L'intensification de l'attention publique à l'égard de la conduite en état d'ébriété au cours des années 80 a été le résultat des efforts déployés par des organisations communautaires telles que Mothers Against Drunk Drivers (MADD), People Against Impaired Drivers (PAID) et Students Against Driving Drunk. Ces mouvements de citoyens ont pris naissance au cours des années 80 aux États-Unis et se sont rapidement répandus au Canada. Les groupes tels que MADD et PAID font du lobbying auprès des divers paliers de gouvernement afin de changer les mesures législatives relatives à la conduite en état d'ébriété et d'exhorter la magistrature à sévir contre les conducteurs en état d'ébriété.

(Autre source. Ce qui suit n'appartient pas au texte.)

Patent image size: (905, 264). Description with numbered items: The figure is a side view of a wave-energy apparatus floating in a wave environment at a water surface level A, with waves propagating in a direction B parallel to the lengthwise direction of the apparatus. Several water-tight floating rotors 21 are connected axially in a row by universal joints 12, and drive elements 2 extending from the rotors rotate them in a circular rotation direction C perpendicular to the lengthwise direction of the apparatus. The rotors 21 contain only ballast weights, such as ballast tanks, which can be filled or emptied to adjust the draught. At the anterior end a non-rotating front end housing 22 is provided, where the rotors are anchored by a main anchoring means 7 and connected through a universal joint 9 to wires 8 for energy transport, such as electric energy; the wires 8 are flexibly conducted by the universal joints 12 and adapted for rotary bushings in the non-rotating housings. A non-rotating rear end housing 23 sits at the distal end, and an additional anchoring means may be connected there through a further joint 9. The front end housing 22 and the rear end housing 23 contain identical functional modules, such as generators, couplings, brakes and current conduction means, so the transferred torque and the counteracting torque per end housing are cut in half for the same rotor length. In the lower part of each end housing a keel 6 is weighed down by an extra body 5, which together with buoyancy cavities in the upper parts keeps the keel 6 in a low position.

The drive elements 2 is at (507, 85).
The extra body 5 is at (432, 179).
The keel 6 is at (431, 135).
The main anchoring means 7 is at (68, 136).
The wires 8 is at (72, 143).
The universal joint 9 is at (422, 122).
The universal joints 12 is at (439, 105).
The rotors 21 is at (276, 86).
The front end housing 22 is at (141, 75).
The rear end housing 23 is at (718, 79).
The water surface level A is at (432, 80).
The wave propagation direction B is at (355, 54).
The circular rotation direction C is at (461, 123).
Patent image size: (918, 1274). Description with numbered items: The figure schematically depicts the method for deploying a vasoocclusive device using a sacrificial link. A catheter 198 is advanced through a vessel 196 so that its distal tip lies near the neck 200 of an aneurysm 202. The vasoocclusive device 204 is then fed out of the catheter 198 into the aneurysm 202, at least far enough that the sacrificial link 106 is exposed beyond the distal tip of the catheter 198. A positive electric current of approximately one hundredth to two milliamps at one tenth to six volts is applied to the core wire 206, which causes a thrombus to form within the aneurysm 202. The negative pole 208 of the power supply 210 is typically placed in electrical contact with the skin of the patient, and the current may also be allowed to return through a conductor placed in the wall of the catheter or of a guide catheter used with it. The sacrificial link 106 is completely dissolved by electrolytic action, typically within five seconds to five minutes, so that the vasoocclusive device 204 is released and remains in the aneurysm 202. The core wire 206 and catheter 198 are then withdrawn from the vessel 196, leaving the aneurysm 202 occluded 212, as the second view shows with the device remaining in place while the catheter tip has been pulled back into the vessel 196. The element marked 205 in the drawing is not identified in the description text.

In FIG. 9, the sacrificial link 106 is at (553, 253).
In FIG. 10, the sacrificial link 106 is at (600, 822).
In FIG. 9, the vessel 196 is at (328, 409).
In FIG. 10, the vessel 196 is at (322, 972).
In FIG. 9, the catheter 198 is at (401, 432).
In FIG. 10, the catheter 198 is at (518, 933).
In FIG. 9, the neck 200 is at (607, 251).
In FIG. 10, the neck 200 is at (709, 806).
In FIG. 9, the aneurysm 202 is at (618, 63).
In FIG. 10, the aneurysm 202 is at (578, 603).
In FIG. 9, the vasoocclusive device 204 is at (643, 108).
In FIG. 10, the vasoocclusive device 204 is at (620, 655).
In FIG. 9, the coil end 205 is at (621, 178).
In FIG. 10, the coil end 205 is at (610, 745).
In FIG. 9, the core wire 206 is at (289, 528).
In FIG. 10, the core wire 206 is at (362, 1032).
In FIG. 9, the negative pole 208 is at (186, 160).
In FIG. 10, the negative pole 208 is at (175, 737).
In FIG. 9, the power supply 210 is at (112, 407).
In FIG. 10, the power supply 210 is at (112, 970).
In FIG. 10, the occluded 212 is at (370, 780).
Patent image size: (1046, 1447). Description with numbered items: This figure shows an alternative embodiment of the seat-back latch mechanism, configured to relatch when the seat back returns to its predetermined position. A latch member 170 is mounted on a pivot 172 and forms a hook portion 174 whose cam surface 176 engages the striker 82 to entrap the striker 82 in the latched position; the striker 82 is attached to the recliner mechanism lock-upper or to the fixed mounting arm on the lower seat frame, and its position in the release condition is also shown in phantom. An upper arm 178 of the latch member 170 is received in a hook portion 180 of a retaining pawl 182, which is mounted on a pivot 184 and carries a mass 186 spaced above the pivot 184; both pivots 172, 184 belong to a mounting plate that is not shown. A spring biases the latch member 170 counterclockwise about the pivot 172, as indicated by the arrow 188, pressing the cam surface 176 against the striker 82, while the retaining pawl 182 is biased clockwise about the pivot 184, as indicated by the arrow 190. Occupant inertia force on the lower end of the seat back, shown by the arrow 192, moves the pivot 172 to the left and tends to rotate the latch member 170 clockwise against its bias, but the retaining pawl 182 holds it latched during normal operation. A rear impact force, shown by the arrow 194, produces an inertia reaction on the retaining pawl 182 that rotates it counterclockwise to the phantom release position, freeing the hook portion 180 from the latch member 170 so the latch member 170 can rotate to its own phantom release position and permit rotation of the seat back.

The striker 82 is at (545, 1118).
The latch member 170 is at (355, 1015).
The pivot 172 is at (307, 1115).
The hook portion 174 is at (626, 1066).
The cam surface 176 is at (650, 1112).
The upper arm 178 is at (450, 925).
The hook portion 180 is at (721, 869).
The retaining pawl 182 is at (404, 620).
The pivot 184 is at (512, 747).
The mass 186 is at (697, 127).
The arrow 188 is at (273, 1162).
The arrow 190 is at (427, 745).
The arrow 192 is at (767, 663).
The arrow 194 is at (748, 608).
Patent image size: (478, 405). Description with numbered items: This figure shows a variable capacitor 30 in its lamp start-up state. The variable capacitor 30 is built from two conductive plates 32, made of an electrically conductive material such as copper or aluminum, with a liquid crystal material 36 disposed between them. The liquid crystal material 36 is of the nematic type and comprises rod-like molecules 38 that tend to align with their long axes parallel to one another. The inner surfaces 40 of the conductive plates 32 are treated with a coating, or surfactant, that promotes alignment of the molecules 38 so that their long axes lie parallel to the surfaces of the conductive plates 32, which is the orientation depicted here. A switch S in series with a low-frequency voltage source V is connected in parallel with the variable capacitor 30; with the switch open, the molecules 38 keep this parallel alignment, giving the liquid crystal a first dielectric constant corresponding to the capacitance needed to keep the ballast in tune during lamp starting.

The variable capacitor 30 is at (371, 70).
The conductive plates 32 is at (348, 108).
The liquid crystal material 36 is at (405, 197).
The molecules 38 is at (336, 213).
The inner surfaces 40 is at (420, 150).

Au Canada, l'un des organismes de premier plan dans la recherche concernant la conduite en état d'ébriété est la Fondation de recherches sur les blessures de la route au Canada dont le siège est à Ottawa. La Fondation a publié de nombreux rapports et participé activement aux efforts visant à réduire l'incidence de la conduite en état d'ébriété au Canada. D'après une étude importante qu'elle a effectuée, les conducteurs appréhendés ou les conducteurs impliqués dans des accidents ont un taux d'alcoolémie beaucoup plus élevé que les autres conducteurs sur la route. Les jeunes, surtout ceux âgés de 20 à 34 ans, sont les plus nombreux ; le groupe des jeunes âgés de 16 à 19 ans est responsable de 23 p. 100 des mortalités, de 18 p. 100 des blessures, de 15 p. 100 des personnes à risque et représente 11 p. 100 des personnes arrêtées pour des infractions liées à la conduite en état d'ébriété.

Les personnes de sexe masculin sont les plus nombreuses dans tous les groupes de ceux qui conduisent en état d'ébriété, mais la Fondation a constaté que les femmes apparaissent de plus en plus dans les statistiques, particulièrement parmi les mortalités. Enfin, un nombre significatif de conducteurs en état d'ébriété impliqués dans des accidents et arrêtés pour des infractions liées à la conduite en état d'ébriété ont des problèmes d'alcool ou sont des alcooliques. L'étude de la Fondation a conclu de façon plutôt pessimiste que « le problème n'a pas disparu, en fait, il semble résister pratiquement à toutes les tentatives d'en réduire l'ampleur. » Bien que le pourcentage varie quelque peu d'une province à l'autre, 25 à 40 p. 100 de toutes les infractions au Code criminel qui sont jugées par les tribunaux sont des infractions liées à la conduite en état d'ébriété. Les personnes condamnées pour ces infractions représentent de 20 à 25 p. 100 de la population carcérale des prisons provinciales. Les récidivistes sont particulièrement inquiétants parce qu'ils ne semblent pas être influencés par les sanctions qui existent actuellement.

La plupart des organismes oeuvrant dans le domaine de la conduite en état d'ébriété s'entendent pour dire que la solution à long terme réside dans un changement d'attitude et de comportement. On note déjà que les attitudes du public changent. Il ressort des recherches récentes qu'au cours du mois de décembre les arrestations pour des infractions liées à la conduite en état d'ébriété diminuent, en dépit (et peut-être en raison) de l'augmentation des mesures d'application de la loi. Les ventes d'alcool dans des locaux privés baissent, les programmes de conducteur désigné gagnent en popularité et les taxis deviennent le moyen socialement acceptable pour sortir fêter et rentrer après la fête.